Of course, this catalyst also works in reverse. A mass exodus of capital from equity markets could be a disproportionately bad thing for this mega-cap stock. Accordingly, investors worried about some sort of sizable correction ought to be wary of holding onto stocks that effectively represent more of the overall market than others.

Additionally, Apple has recently caught the ire of regulators for various practices many believe to be monopolistic in nature. The company’s highly-publicized battle with Epic Games over fees charged at Apple’s App store have once again brought about questions of the degree of market power Apple wields. Restrictive listing rules and high fees have forced developers, advertisers, and others to pony up.

One could argue that Apple’s innovative ecosystem is deserving of such fees. After all, it is a free market. If developers and industry partners do not like the fees, they can go elsewhere. That’s capitalism.

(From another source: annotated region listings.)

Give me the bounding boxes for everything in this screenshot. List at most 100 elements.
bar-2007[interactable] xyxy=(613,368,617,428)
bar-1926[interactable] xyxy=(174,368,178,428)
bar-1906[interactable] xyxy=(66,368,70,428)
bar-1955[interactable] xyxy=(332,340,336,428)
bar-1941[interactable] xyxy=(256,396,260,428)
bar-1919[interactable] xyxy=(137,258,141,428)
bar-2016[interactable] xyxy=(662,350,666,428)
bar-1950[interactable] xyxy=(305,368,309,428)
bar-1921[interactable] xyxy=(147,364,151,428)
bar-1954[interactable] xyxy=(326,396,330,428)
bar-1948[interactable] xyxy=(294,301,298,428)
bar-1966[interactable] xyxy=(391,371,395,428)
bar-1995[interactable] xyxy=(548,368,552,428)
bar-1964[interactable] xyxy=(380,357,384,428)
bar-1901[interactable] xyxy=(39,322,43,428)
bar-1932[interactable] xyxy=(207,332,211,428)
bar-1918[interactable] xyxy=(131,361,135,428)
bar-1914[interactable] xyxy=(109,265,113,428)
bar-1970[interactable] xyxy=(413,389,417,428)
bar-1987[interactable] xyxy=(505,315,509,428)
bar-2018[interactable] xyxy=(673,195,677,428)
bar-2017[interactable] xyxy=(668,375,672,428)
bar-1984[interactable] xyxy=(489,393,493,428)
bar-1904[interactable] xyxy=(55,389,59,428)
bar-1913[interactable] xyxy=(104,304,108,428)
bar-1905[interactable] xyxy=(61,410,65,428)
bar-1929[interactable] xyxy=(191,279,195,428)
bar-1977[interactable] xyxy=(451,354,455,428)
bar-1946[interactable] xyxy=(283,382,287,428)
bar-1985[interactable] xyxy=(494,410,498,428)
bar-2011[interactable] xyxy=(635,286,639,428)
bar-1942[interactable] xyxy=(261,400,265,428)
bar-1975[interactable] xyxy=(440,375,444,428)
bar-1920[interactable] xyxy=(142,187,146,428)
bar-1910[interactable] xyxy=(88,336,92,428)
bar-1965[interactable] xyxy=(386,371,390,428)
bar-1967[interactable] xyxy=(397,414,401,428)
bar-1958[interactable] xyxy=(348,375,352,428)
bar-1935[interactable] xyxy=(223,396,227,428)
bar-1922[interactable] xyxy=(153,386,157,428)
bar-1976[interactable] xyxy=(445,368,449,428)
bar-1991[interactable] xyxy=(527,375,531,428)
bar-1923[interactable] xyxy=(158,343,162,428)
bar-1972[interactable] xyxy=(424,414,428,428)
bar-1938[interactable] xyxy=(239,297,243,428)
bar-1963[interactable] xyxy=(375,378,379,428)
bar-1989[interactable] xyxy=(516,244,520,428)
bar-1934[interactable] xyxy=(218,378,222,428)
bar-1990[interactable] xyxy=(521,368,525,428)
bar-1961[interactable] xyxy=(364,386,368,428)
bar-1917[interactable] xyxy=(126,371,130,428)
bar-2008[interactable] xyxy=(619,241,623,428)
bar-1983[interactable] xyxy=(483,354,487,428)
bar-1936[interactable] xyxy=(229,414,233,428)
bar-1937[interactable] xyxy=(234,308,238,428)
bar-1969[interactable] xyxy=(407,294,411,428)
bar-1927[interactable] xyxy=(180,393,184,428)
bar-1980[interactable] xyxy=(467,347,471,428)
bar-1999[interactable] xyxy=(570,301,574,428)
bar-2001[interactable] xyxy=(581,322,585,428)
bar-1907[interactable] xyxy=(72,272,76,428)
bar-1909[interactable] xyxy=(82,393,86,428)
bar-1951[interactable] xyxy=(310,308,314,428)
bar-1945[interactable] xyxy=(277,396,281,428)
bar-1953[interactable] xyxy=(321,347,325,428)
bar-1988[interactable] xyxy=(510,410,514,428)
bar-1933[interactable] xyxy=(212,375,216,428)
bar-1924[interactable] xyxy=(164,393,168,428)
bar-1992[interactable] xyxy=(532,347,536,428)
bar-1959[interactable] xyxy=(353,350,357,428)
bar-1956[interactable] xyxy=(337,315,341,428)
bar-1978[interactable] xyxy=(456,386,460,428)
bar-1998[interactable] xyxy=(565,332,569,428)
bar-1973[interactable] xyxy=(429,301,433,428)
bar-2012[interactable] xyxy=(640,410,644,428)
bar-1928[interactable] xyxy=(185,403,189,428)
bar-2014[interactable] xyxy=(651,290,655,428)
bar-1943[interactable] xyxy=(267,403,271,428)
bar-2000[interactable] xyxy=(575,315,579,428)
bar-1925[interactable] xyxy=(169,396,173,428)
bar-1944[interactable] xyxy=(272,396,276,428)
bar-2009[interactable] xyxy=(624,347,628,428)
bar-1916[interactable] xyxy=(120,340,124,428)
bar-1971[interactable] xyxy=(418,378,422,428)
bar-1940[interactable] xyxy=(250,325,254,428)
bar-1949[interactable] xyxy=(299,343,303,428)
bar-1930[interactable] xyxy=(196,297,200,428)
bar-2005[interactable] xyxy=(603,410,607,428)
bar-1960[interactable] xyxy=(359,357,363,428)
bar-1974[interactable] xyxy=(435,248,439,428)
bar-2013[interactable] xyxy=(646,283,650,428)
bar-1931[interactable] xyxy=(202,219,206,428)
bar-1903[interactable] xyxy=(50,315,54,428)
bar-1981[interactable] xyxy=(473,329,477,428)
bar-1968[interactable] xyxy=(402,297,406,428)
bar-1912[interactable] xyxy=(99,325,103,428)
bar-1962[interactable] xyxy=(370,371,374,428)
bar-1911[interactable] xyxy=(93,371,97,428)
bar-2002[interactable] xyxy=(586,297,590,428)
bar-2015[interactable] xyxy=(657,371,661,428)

At the same time, regulatory scrutiny is a headwind investors continue to battle in big tech. With a Democrat House and Senate now in place, more emphasis is likely to be placed on how to best regulate the companies that currently have a stranglehold on how we live in this tech-heavy world.

What Analysts Are Saying About AAPL Stock

According to TipRanks’ analyst rating consensus, AAPL stock comes in as a Moderate Buy. Out of 27 analyst ratings, there are 20 Buy recommendations, 5 Hold recommendations, and 2 Sell recommendations.

As for price targets, the average analyst price target is $157.92. Analyst Apple price targets range from a low of $90.00 per share to a high of $185.00 per share.

Bottom Line

Investors in AAPL stock likely have nothing to fear, over the long-term. Yes, near-term headwinds could cause some volatility. However, over the long-term, growth stocks such as Apple with higher-than-average earnings growth are likely to continue to outperform.

In the absence of any serious catalysts suggesting that the party’s over for Apple’s earnings growth, this is a top-notch tech stock to hold today. Indeed, buying AAPL stock on dips has proven to be a very prudent strategy, which still has not changed today.

Disclosure: Chris MacDonald held no position in any of the stocks mentioned in this article at the time of publication.

Disclaimer: The information contained herein is for informational purposes only. Nothing in this article should be taken as a solicitation to purchase or sell securities.